If were to keep session information on a user that was logged in, this would require us to keep sending that user to the same server that they logged in at (called session affinity). This brings problems since, some users would be forced to the same server and this could bring about a spot of heavy traffic.

Security#

The token, not a cookie, is sent on every request and since there is no cookie being sent, this helps to prevent CSRF attacks. There is no session based information to manipulate since we don’t have a session.

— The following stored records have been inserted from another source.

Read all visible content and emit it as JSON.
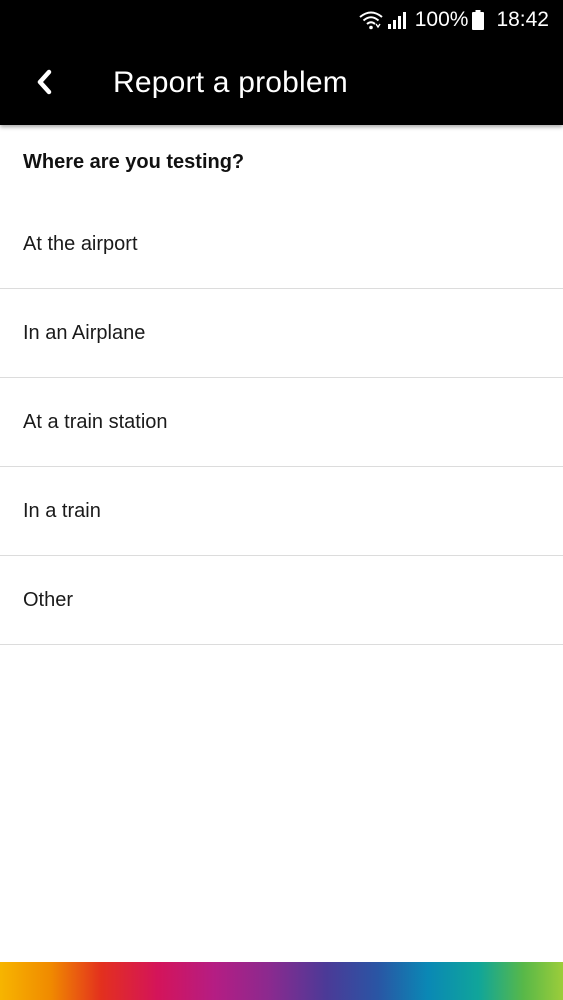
{
  "status_bar": {
    "battery": "100%",
    "time": "18:42",
    "icons": [
      "wifi-icon",
      "signal-icon",
      "battery-icon"
    ]
  },
  "app_bar": {
    "title": "Report a problem",
    "back_icon": "chevron-left-icon"
  },
  "main": {
    "heading": "Where are you testing?",
    "options": [
      "At the airport",
      "In an Airplane",
      "At a train station",
      "In a train",
      "Other"
    ]
  },
  "colors": {
    "app_bar_bg": "#000000",
    "divider": "#dcdcdc",
    "background": "#ffffff"
  }
}
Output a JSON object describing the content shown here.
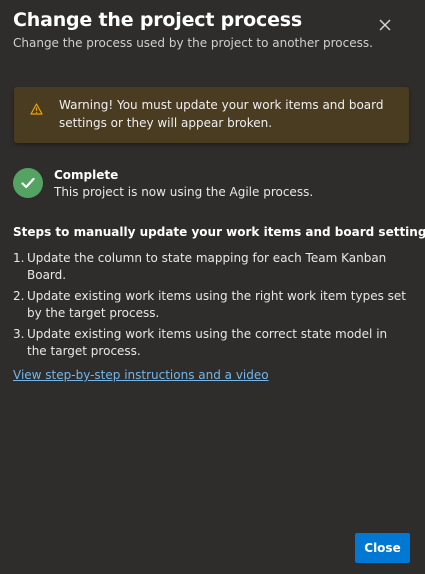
{
  "dialog": {
    "title": "Change the project process",
    "subtitle": "Change the process used by the project to another process.",
    "close_icon": "close-icon"
  },
  "warning": {
    "icon": "warning-icon",
    "text": "Warning! You must update your work items and board settings or they will appear broken.",
    "color": "#4a3c21",
    "icon_color": "#f0a30a"
  },
  "status": {
    "icon": "checkmark-icon",
    "title": "Complete",
    "description": "This project is now using the Agile process.",
    "color": "#55a362"
  },
  "steps": {
    "heading": "Steps to manually update your work items and board settings:",
    "items": [
      {
        "num": "1.",
        "text": "Update the column to state mapping for each Team Kanban Board."
      },
      {
        "num": "2.",
        "text": "Update existing work items using the right work item types set by the target process."
      },
      {
        "num": "3.",
        "text": "Update existing work items using the correct state model in the target process."
      }
    ]
  },
  "link": {
    "label": "View step-by-step instructions and a video"
  },
  "footer": {
    "close_label": "Close",
    "accent": "#0078d4"
  }
}
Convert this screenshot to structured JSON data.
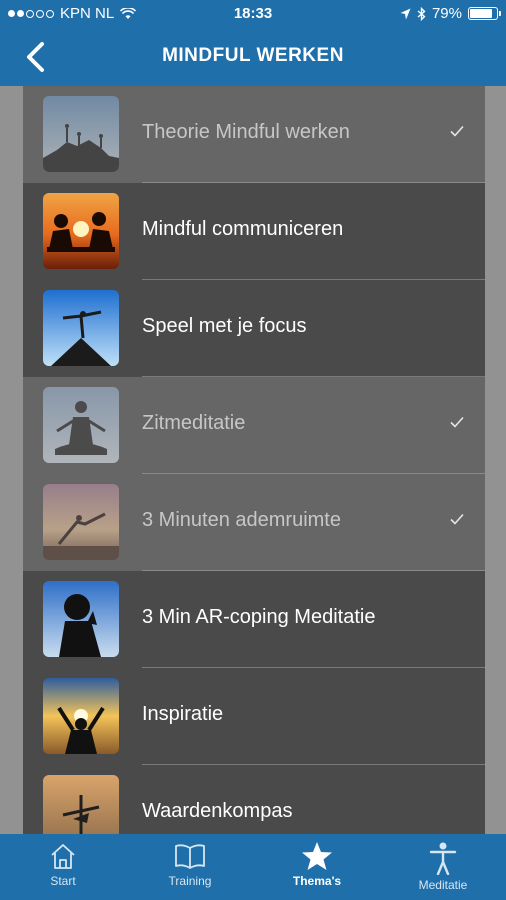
{
  "status": {
    "carrier": "KPN NL",
    "time": "18:33",
    "battery": "79%"
  },
  "header": {
    "title": "MINDFUL WERKEN"
  },
  "items": [
    {
      "label": "Theorie Mindful werken",
      "done": true
    },
    {
      "label": "Mindful communiceren",
      "done": false
    },
    {
      "label": "Speel met je focus",
      "done": false
    },
    {
      "label": "Zitmeditatie",
      "done": true
    },
    {
      "label": "3 Minuten ademruimte",
      "done": true
    },
    {
      "label": "3 Min AR-coping Meditatie",
      "done": false
    },
    {
      "label": "Inspiratie",
      "done": false
    },
    {
      "label": "Waardenkompas",
      "done": false
    }
  ],
  "tabs": [
    {
      "label": "Start",
      "icon": "home-icon",
      "active": false
    },
    {
      "label": "Training",
      "icon": "book-icon",
      "active": false
    },
    {
      "label": "Thema's",
      "icon": "star-icon",
      "active": true
    },
    {
      "label": "Meditatie",
      "icon": "person-icon",
      "active": false
    }
  ],
  "colors": {
    "bar": "#1f6fab",
    "row": "#4a4a4a",
    "row_done": "#666666"
  }
}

The token also expires after a set amount of time, so a user will be required to login once again. This helps us stay secure.

Extensibility#

Tokens will allow us to build applications that share permissions with another. We can provide selective permissions to third-party applications.

Sign up#

Signup page is live here.

POST https://www.ghs4.uk/signup

REQUEST BODY
{
    "firstName": "Animesh",
    "lastName": "Mishra",
    "organisation": "Animesh Ltd",
    "city": "Birmingham",
    "email": "ash@mishra.io",
    "password": "abcdefghijkl"
}

Upon success, the server returns the following:

RESPONSE BODY
{ 
    "ok": true
}

You must immediately sign in after a successful signup to retrieve the access token.

Log in#

Login page is live here.

POST https://www.ghs4.uk/authenticate

REQUEST BODY
{
    "email": "ash@mishra.io",
    "password": "abcdefghijkl"
}

Upon success, the server returns the following:

RESPONSE BODY
{
    "_id": "1b3aec4775edcb3548d056c42a22640e",
    "firstName": "Animesh",
    "lastName": "Mishra",
    "email": "ash@mishra.io",
    "organisation": "Animesh Ltd",
    "city":"Birmingham"
}

RESPONSE HTTP HEADERS
x-access-token  slkfjslkfjiosenflksdf.sdfksnlfekfnskfnlwekfns.sdfkjsekfbwkjesifjwoelsekjf

The client should save the _id to request data for this particular user. You must supply the token provided with every API call (except /signup and /authenticate), otherwise the server will return a HTTP 403 Forbidden error. The token is user-specific and expires every 7 days. To get a new token, the client will have to sign in again (which can be done silently).

Log out#

Since the server is stateless, to log out a user you merely have to delete the token stored client-side.